Anthropic killed the subscription-token arbitrage that funded a generation of coding-agent wrappers, OpenAI countered with free Codex, and Ramp confirmed the enterprise share flip (34.4% vs 32.3%) — all in the same week ServiceNow revealed it blew its annual Claude budget by May because Anthropic has no SLAs and no telemetry. The model layer is now a duopoly subsidy fight, wrapper economics are dead, and $30B of enterprise AI revenue is built on consumer-grade plumbing that procurement teams are about to discover they never agreed to. Call your Claude-dependent portfolio companies today — not next board meeting.

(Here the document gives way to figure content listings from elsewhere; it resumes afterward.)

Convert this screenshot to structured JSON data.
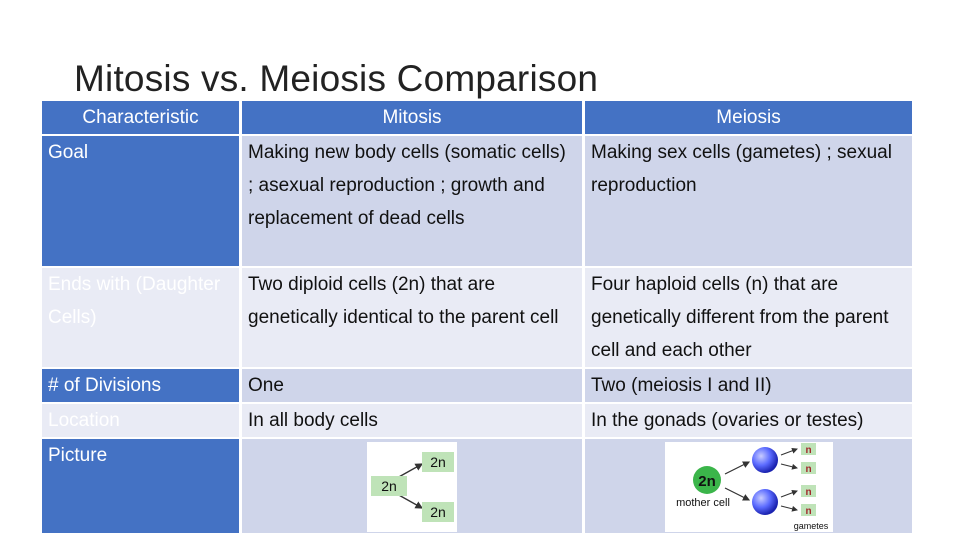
{
  "title": "Mitosis vs. Meiosis Comparison",
  "headers": {
    "characteristic": "Characteristic",
    "mitosis": "Mitosis",
    "meiosis": "Meiosis"
  },
  "rows": [
    {
      "label": "Goal",
      "mitosis": "Making new body cells (somatic cells) ; asexual reproduction ; growth and replacement of dead cells",
      "meiosis": "Making sex cells (gametes) ; sexual reproduction"
    },
    {
      "label": "Ends with (Daughter Cells)",
      "mitosis": "Two diploid cells (2n) that are genetically identical to the parent cell",
      "meiosis": "Four haploid cells (n) that are genetically different from the parent cell and each other"
    },
    {
      "label": "# of Divisions",
      "mitosis": "One",
      "meiosis": "Two (meiosis I and II)"
    },
    {
      "label": "Location",
      "mitosis": "In all body cells",
      "meiosis": "In the gonads (ovaries or testes)"
    },
    {
      "label": "Picture"
    }
  ],
  "mitosis_diagram": {
    "parent": "2n",
    "daughter_top": "2n",
    "daughter_bottom": "2n"
  },
  "meiosis_diagram": {
    "parent": "2n",
    "parent_caption": "mother cell",
    "gamete": "n",
    "gametes_caption": "gametes"
  },
  "colors": {
    "header": "#4472c4",
    "row_dark": "#cfd5ea",
    "row_light": "#e9ebf5",
    "cell_fill": "#5b6bff"
  }
}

— Promit, reading as Investor ·

Frequently asked

How much runway did Claude-dependent wrappers actually lose this week?
Roughly 20–40% of effective runway, because subscription-tier arbitrage that delivered 70–90% gross margins on inference is gone. A wrapper paying $200/month for tokens that now cost $700–2,000 at API rates has seen unit economics flip toward negative on those workloads, and most founders haven't yet flagged the change to their boards.
Which coding-agent wrappers actually survive the Anthropic repricing?
Three archetypes: open-source distribution plays like Cline that own the anti-lock-in segment, bounded-execution and enterprise-security tools like Cursor's cloud agents that compete on trust rather than tokens, and anything accumulating proprietary workflow data the model layer can't replicate externally. Everything else is a thin subscription-arbitrage wrapper waiting to be marked down.
Why apply a reversibility discount to LLM-layer ARR?
Because enterprise AI spend lacks the structural lock-in of traditional SaaS — no SLAs, no per-user telemetry, and low switching costs mean each model release is effectively a procurement reset. ServiceNow exhausting its full-year Anthropic budget by May, with its CIO publicly calling Claude consumer-grade, is the proof point. A 20–40% discount against comparable SaaS multiples is defensible before the next LP meeting.
What's the investable window for agent infrastructure pure-plays?
Roughly 12–18 months before incumbents like SAP, ServiceNow, and Salesforce either acquire the category or ship competing fabric. The wedges that fit inside that window are vertical orchestration with institutional context, agent identity and governance, MCP tooling and knowledge-graph infrastructure, and agent-specific observability distinct from model-layer FinOps.
What does LiteLLM hitting CISA's KEV catalog mean for AI security deal flow?
It establishes AI infrastructure as a federally recognized attack surface, which creates the first defensible enterprise budget line for AI security as a standalone category rather than an AppSec feature. Combined with NSA-routed access to Anthropic's Mythos and OpenAI's Daybreak partner list, it signals pulling AI-gateway firewalls, model-artifact scanners, and LLM-runtime sandboxes forward by a quarter at Series A entry.